The absentee voting law

Almost everyone recognizes the right to vote of all qualified Filipinos residing abroad.  The 1987 Constitution explicitly instructs Congress to pass a law that will make absentee voting possible.  Sixty-four bills have been filed to give flesh to the constitution’s mandate, and five successive congresses have intermittently debated its provisions. Yet for the last fifteen years, our legislators have failed to pass this law.

What appears at issue is not the right to vote itself, but the details of its implementation.   I suspect that Congress wants to be very sure that defects that seem inherent in our whole electoral system are not reproduced and allowed to further complicate an already problematic process.

There is definitely a need to review the Omnibus Election Code and to ask why so many of its important provisions are not being implemented. But it is not fair to continue denying overseas Filipinos the right to vote just because we do not trust our existing electoral process.  We should not expect a supplementary law like the Absentee Voting Law to perform the more general task of reforming our electoral system.

To postpone giving overseas Filipinos the right to vote until we can find a 100-percent tamper-proof method for registering them and counting their ballots is to place our accumulated distrust in our political culture ahead of our hopes.  It would be like limiting the right of suffrage to those with property on the fear that the propertyless would sell their votes, or to men on the fear that women, having less education, would not know how to exercise this right.  Had we allowed ourselves to be intimidated by these fears, the women and the poor in our country would have remained disenfranchised spectators to our political life.

To demand guarantees against cheating beyond what is reasonable, and on the basis of our own worst expectations about human nature, is to act like caciques reluctantly dispensing rights to ignorant peasants. I am willing to bet, having seen the passion with which overseas Filipino workers groups have campaigned for the passage of the absentee voting bill, that the conduct of the absentee vote will be far more orderly than any election held within the country.  Modern technology has made it much easier than we can imagine to monitor complex processes and track their outcomes.  It has also made it possible for individuals living in different parts of the world to regularly interact with one another and form viable communities.

Yet, to be fair, Congress cannot entirely be blamed for wanting to craft a law that already incorporates the detailed implementing rules and regulation.  The mandate found in Art. V, Sec. 2 of the 1987 Constitution calls for “a system for securing the secrecy and sanctity of the ballots as well as a system of absentee voting by qualified Filipinos abroad.”  This curious phrasing puts the safeguards ahead of the more important provision for the absentee voting right itself.  At once, the formulation alerts one to the risks to which the voting process is exposed when it is not conducted all the way under the watchful presence of electoral officials.

It is amazing to see the inordinate attention given to matters of implementation in a nation’s fundamental law.  I think it is symptomatic of the paranoid way in which we have tended to conduct the business of government.  The laws and policies by which we run our nation’s life seem to be driven less by the need to achieve certain goals than by the concern to prevent their abuse.  An attitude like this is bound to produce an accretion of negatively oriented laws whose main reason for existence is to plug loopholes in existing procedures.

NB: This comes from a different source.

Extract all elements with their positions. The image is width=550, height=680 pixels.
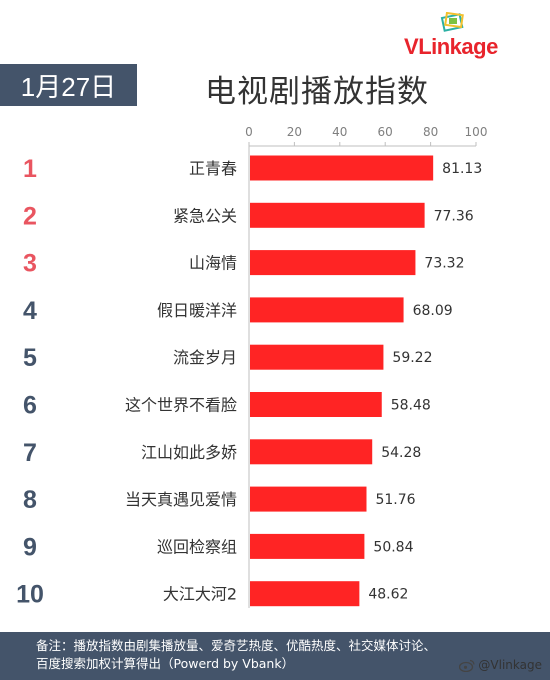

One can almost read, for example, the whole history of cheating in our country between the lines of our massive Omnibus Election Code.  What we have codified here, it seems, is the record of all our previous attempts to cope with the consequences of the misplaced creativity of a few who lived to outsmart the electoral process.  The result of this, as we all know, is a process of electing leaders that is probably the most complex in the world.

Most likely it is this same mind-set that has shaped the legislative debate on the absentee voting bill (AVB).  Our bright and sensitive legislators have been trying to plug not only the loopholes of the existing electoral system but also the ones yet to be conceived in the fertile minds of their colleagues.  This is a tough job even for those firmly committed to the passage of the law.  It will never be completed as long as we are searching for the perfect “system for securing the secrecy and sanctity” of the absentee voters’ ballots.

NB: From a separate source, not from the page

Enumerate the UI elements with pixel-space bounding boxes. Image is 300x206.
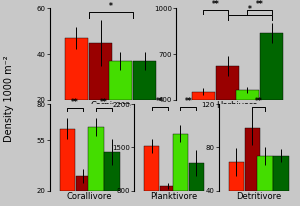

My suggestion is: Let’s pass the law now and trust instead in our people’s instinct to protect their basic rights even when they have to work with imperfect procedures.  They will evolve their own safeguards in the course of their own practice.  They will invent mechanisms appropriate to the different contexts in which they live. There is every reason to be confident about this.  The enthusiastic campaign for the AVB is creating a global movement of overseas Filipinos who are keenly aware of the problems of our country and assertive of their right to participate in the shaping of its future.

The enfranchisement of more than five million overseas Filipinos will definitely affect the terrain of our political life.  There can be no doubt that the change will be for the better. Theirs is a more demanding constituency.  They think we’re losing time.  They want to see a future that will offer their children hope without having to leave the homeland.